Quegli insopportabili vecchioni del ’900 avrebbero parlato di demagogia. Ora il termine è in disuso. Quale demagogia? Si tratta di buona comunicazione, risponde all’esigenza di trasmettere ottimismo. In fondo l’economia si basa sulle aspettative: se la gente si convince che il peggio è passato e che il meglio stia venendo, il meglio verrà. È il Renzi-pensiero in economia. Anche in questo è un buon allievo di Berlusconi (ricordate il milione di posti di lavoro in più?). Ma non starei sereno, si è visto come è andata a finire con Berlusconi (che comunque ci ha governato per vent’anni… forse è il caso che anche noi non si stia tanto sereni).

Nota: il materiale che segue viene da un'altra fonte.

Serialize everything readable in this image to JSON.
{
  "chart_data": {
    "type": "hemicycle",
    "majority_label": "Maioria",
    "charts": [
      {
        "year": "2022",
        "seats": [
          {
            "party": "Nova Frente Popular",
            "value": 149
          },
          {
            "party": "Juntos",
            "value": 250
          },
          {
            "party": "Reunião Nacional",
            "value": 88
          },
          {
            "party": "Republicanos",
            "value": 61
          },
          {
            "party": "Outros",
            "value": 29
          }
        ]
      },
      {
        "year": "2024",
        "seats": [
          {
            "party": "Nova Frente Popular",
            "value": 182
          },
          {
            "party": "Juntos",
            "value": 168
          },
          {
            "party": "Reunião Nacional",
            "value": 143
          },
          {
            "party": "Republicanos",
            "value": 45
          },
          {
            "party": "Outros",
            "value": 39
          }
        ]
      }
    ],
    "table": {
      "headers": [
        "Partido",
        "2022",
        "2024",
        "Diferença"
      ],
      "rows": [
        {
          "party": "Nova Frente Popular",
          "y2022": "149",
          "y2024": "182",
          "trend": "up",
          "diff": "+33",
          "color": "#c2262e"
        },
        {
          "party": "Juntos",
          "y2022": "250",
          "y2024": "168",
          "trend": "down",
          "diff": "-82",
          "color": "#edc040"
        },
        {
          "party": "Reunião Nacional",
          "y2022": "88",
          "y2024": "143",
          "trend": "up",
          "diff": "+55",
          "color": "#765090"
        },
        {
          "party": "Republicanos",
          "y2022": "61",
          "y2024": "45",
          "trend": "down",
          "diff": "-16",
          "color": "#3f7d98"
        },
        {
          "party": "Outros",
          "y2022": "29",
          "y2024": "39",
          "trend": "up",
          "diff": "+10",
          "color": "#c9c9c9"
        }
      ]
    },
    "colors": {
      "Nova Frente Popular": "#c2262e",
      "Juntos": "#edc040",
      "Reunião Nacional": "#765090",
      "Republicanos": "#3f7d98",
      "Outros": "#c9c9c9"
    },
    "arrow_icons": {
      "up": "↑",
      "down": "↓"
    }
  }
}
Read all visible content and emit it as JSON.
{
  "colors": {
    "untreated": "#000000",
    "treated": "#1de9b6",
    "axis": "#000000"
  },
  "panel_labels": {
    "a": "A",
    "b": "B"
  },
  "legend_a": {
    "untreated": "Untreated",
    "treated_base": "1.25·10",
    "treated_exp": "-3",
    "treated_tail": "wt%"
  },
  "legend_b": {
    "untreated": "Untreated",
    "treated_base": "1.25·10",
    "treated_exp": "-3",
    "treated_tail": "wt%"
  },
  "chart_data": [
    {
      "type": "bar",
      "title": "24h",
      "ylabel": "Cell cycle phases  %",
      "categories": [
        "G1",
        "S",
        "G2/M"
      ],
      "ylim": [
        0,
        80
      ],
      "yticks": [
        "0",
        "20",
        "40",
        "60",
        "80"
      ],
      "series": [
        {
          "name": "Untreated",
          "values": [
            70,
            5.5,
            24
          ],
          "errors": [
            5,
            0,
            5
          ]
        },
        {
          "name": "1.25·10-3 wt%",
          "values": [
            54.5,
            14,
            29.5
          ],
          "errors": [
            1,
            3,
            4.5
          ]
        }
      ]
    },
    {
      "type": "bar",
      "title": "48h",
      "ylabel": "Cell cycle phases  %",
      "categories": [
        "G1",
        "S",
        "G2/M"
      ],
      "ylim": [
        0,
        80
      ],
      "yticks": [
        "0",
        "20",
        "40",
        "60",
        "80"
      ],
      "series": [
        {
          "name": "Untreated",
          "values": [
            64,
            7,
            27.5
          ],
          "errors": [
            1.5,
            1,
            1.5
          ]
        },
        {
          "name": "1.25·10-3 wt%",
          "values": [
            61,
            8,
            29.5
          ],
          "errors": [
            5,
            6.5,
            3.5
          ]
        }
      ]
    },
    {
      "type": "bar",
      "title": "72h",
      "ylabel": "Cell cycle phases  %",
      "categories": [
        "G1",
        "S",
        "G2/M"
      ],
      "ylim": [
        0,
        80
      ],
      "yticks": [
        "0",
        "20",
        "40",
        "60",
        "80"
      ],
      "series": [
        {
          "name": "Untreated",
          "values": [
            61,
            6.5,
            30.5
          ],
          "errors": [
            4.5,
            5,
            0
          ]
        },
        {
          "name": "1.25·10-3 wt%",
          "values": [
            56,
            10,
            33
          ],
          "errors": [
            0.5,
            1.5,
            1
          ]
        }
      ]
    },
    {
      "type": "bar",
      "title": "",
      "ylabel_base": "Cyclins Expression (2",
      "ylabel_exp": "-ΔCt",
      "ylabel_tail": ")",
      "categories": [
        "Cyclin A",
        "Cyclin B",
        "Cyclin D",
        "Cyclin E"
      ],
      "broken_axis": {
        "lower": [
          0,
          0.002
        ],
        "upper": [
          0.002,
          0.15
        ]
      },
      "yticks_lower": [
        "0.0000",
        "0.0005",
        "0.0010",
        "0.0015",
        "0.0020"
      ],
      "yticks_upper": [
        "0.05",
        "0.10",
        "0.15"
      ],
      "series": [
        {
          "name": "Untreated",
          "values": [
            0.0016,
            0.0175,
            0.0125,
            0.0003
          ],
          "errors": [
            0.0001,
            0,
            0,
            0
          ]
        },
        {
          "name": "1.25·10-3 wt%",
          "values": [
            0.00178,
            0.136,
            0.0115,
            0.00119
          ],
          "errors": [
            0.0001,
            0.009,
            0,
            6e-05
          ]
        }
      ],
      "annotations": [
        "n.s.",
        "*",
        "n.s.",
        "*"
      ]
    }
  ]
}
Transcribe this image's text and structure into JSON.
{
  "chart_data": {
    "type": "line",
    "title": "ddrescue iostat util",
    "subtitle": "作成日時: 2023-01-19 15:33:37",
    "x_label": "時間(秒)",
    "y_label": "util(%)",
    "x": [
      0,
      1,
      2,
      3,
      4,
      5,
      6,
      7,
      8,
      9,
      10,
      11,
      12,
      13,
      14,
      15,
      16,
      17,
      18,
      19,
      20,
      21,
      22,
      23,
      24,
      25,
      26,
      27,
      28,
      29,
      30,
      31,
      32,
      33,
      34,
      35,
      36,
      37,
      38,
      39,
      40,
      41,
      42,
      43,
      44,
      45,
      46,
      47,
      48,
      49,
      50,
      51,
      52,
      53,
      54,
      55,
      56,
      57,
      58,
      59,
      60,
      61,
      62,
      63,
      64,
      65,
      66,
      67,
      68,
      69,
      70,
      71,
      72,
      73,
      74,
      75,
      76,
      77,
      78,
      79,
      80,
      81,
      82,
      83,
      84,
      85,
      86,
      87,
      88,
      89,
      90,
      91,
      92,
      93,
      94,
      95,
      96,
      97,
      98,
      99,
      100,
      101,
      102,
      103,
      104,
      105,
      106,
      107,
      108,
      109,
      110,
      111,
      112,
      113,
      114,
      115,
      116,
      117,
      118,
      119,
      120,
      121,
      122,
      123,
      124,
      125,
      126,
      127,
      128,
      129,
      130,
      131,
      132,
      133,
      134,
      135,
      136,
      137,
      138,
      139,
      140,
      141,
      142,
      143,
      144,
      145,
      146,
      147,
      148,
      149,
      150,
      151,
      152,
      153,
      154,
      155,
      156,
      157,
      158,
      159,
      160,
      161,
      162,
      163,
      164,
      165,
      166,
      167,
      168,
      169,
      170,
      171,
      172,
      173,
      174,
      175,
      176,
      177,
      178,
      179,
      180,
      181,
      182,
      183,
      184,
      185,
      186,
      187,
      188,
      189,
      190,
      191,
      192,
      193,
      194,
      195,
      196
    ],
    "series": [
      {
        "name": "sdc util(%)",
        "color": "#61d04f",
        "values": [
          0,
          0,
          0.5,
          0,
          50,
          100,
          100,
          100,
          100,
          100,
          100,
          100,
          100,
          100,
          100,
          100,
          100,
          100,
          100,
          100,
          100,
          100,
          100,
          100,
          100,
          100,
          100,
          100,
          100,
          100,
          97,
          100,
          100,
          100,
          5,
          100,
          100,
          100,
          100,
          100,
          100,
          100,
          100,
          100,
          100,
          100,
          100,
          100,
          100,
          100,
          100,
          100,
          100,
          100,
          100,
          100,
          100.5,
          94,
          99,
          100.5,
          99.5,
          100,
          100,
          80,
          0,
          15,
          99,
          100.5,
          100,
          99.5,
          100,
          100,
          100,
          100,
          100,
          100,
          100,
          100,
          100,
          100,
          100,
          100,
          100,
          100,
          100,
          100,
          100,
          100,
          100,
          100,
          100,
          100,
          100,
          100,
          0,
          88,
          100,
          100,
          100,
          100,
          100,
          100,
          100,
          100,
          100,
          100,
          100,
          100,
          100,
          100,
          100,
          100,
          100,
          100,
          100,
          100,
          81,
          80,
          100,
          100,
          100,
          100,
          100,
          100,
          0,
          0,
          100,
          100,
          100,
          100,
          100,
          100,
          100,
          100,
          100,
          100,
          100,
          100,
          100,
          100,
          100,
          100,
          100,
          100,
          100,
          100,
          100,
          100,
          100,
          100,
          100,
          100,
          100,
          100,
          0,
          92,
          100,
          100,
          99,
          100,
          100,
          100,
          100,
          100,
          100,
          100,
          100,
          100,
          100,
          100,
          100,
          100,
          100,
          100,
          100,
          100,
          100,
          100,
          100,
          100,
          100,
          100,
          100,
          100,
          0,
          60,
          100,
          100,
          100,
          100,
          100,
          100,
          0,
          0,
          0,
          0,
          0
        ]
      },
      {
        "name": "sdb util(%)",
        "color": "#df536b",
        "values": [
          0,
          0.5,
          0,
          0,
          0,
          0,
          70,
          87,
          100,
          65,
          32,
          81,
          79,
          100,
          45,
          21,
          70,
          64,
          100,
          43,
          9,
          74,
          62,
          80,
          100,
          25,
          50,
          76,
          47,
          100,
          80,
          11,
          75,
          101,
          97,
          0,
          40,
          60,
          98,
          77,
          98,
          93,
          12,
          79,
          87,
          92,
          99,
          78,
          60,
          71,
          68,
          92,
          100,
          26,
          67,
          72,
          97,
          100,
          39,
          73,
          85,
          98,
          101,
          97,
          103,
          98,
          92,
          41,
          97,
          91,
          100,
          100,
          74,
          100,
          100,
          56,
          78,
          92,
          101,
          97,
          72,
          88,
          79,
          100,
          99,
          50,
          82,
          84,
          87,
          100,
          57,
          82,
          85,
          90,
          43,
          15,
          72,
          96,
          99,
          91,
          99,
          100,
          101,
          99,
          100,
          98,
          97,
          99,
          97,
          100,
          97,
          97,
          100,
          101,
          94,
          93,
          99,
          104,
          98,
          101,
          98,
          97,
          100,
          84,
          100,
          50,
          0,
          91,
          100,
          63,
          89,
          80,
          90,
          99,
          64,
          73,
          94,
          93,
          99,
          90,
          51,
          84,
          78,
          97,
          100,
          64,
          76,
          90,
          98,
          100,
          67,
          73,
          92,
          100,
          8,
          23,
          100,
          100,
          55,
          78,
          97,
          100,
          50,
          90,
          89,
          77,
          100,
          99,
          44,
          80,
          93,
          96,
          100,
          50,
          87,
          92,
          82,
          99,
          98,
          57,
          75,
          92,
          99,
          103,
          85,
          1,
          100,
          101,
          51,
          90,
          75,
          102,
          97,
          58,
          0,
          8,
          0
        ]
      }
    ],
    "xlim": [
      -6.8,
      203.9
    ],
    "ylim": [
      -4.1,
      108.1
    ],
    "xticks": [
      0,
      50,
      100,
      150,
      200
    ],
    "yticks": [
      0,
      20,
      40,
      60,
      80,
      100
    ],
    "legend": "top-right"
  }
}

L’ultima trovata è stata il “tesoretto”. Il Sole 24 ore ha parlato di arma di “distrazione” di massa. Rifacendo i conti, dicono dal governo, ci siamo accorti che possiamo spendere 1,6 miliardi in più rispetto a quanto preventivato. Evviva, evviva. Si apre il dibattito su come impiegare questa improvvisa ricchezza e ognuno fa la sua proposta e ognuno vuole la sua parte. E va bene così. Ci vuole ottimismo e allegria, alla faccia dei soliti gufi. Poco importa che quei denari non ci siano. Che cos’è infatti il tesoretto? Il governo prevede ora una maggiore crescita del Pil per quest’anno (ben 0,7% anziché 0,6%!) e un maggiore risparmio di interessi sul debito pubblico. Il deficit del bilancio pubblico scenderebbe al 2,5% del Pil dallo 2,6% che si era contrattato con la Commissione europea. Il tesoretto è dunque quella differenza di 0,1 punti di Pil imputabile a previsioni più favorevoli.
Il fatto è che i calcoli di tutta la manovra di bilancio sono costruiti sulla sabbia. Si basano sulla previsione di 7 miliardi di riduzione di spesa, che sono del tutto incerti, e che possono essere comunque devastanti (si pensi alle province che non manutengono più le strade, alle scuole che cadono a pezzi, e che si reggono solo sulle donazioni delle famiglie, alle aule universitarie ove si rompe il proiettore e non si può cambiare ecc.). Ci sono poi oltre 3 miliardi di entrate che dovrebbero derivare dalla lotta all’evasione, che sono ancora più incerti delle riduzioni di spesa. E via dicendo.
Non mi scandalizzo della finanza creativa, può anche andare bene se è l’unico mezzo per sfuggire alle forche caudine delle regole europee (Tremonti ha aperto una strada). Ma evitiamo almeno di scoprire tesoretti. E ricordiamo che se non si riscrivono le regole europee e ci si barcamena con i trucchetti, prima o poi si va a sbattere. Pensiamo alla Grecia che è entrata nell’euro con la finanza creativa (con la consulenza della Goldman Sachs), ma che è stata poi chiamata a pagarne il conto (anche qui c’è dunque poco per noi da stare sereni).
Intanto, comunque, ci ha pensato la Corte Costituzionale a fare piazza pulita di ogni speranza di tesoretto, con la sentenza che ha dichiarato illegittima la norma con cui il governo Monti congelò l’adeguamento all’inflazione delle pensioni al di sopra di un certo livello (1.405 euro lordi) nel biennio 2012 e 2013. L’effetto a regime sarà un costo per le finanze pubbliche attorno agli 8-9 miliardi annui. Sul piano economico la sentenza è discutibile perché la norma, per quanto rozza, ha consentito un notevole risparmio di spesa in un momento di acuta crisi salvaguardando le pensioni più basse. La rivalutazione che dovrà far seguito alla sentenza della Corte andrà a beneficio di tutti i pensionati, anche dei più ricchi.